Protecting our wonderful water

Storm Overflows

Although storm overflows play a vital role in protecting our customers from experiencing flooding, we fully understand the concern around them, and the impact on our rivers. 

In an ideal world, they wouldn’t exist, but they make up part of the sewer network that was created dating back to the Victorian era, so it’s important that we understand them, and do what we can to reduce their impact. We look after over 90,000km of pipes 2,954 storm overflows, so replacing such an extensive system would be very costly and disruptive for our customers. However we know it's important we do as much as we can, which is why investing in projects that.reduce the impact of storm overflows and create improved and sustinable solutions to replace them.

Why we use them

They’re used during periods of intense or prolonged rainfall, as storm water can overwhelm sewers. The overflows allow the excess water, to spill into a watercourse and so prevents it backing up and flooding homes, businesses, roads or other open spaces, which can be a terrible experience for anyone.

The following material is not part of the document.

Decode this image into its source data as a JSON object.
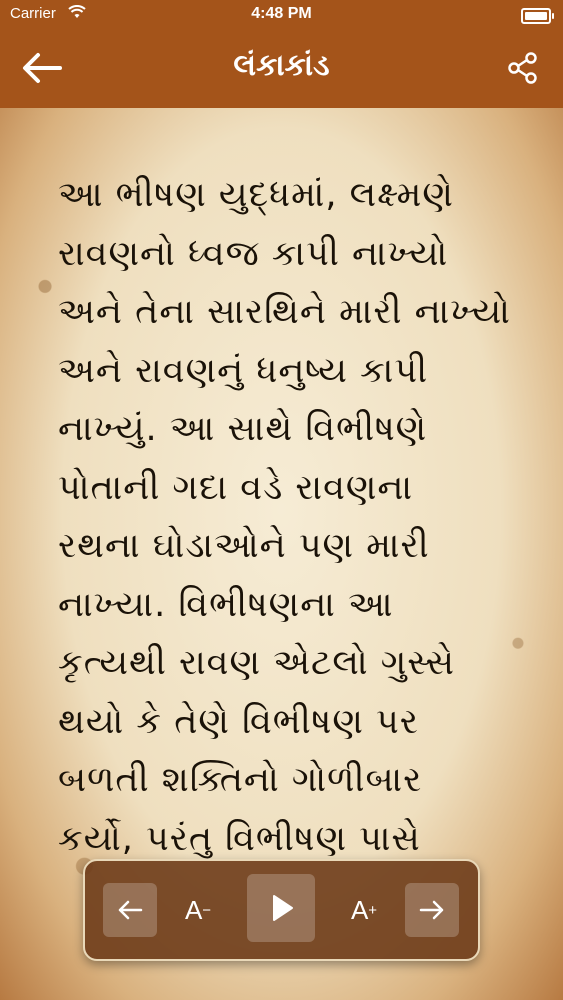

Although the majority of these spills are rainwater - which are all allowed and permitted and regulated by the Environment Agency - we’re absolutely committed in doing what we can to minimise what impact they may have.

To do this, we are:

  • Investing £200m on top of the £355m already invested to reduce the impact from storm overflows.
  • Working on nature based solutions to keep more storm water out of our sewers, such as the creation of urban wetlands and green basins that will allow water to drain away naturally. 
  • Working with over 9,000 farmers to stop chemicals from pesticides from entering our water sources (a main cause of river pollution).
  • Continue with our huge sewer blockage and community education outreach programme to prevent sewer misuse.
  • Installing thousands of sewer sensors to alert any issues, that may impact overflows.
  • We’re increasing sewer capacity and storage to slow the flow of water during heavy rains, so overflows are less likely to be triggered.
  • We will be installing more monitors and screens where possible across the network.
  • We will be reviewing all of our storm overflows at our treatment works, to make sure they’re operating as they should.

Supporting biodiversity at our reservoirs

We're committed to maintaining and protecting the status of SSSI* land in our region.

We have 21 rangers who take care and run our many visitor sites. Our rangers work with both volunteers and organisations like the RSPB and Wildlife Trust
to protect and nurture the wildlife that make their homes at our beautiful reservoirs and woodlands.

Our visitor sites provide not only provide us with the opportunity to engage with customers about the wonderful water we provide, they also allow us to give back
to the environment by enhancing and protecting important and rare wildlife species such as butterflies, water voles and tree sparrows.

*Sites of special scientific interest (SSSIs) are protected by law to conserve their wildlife or geology.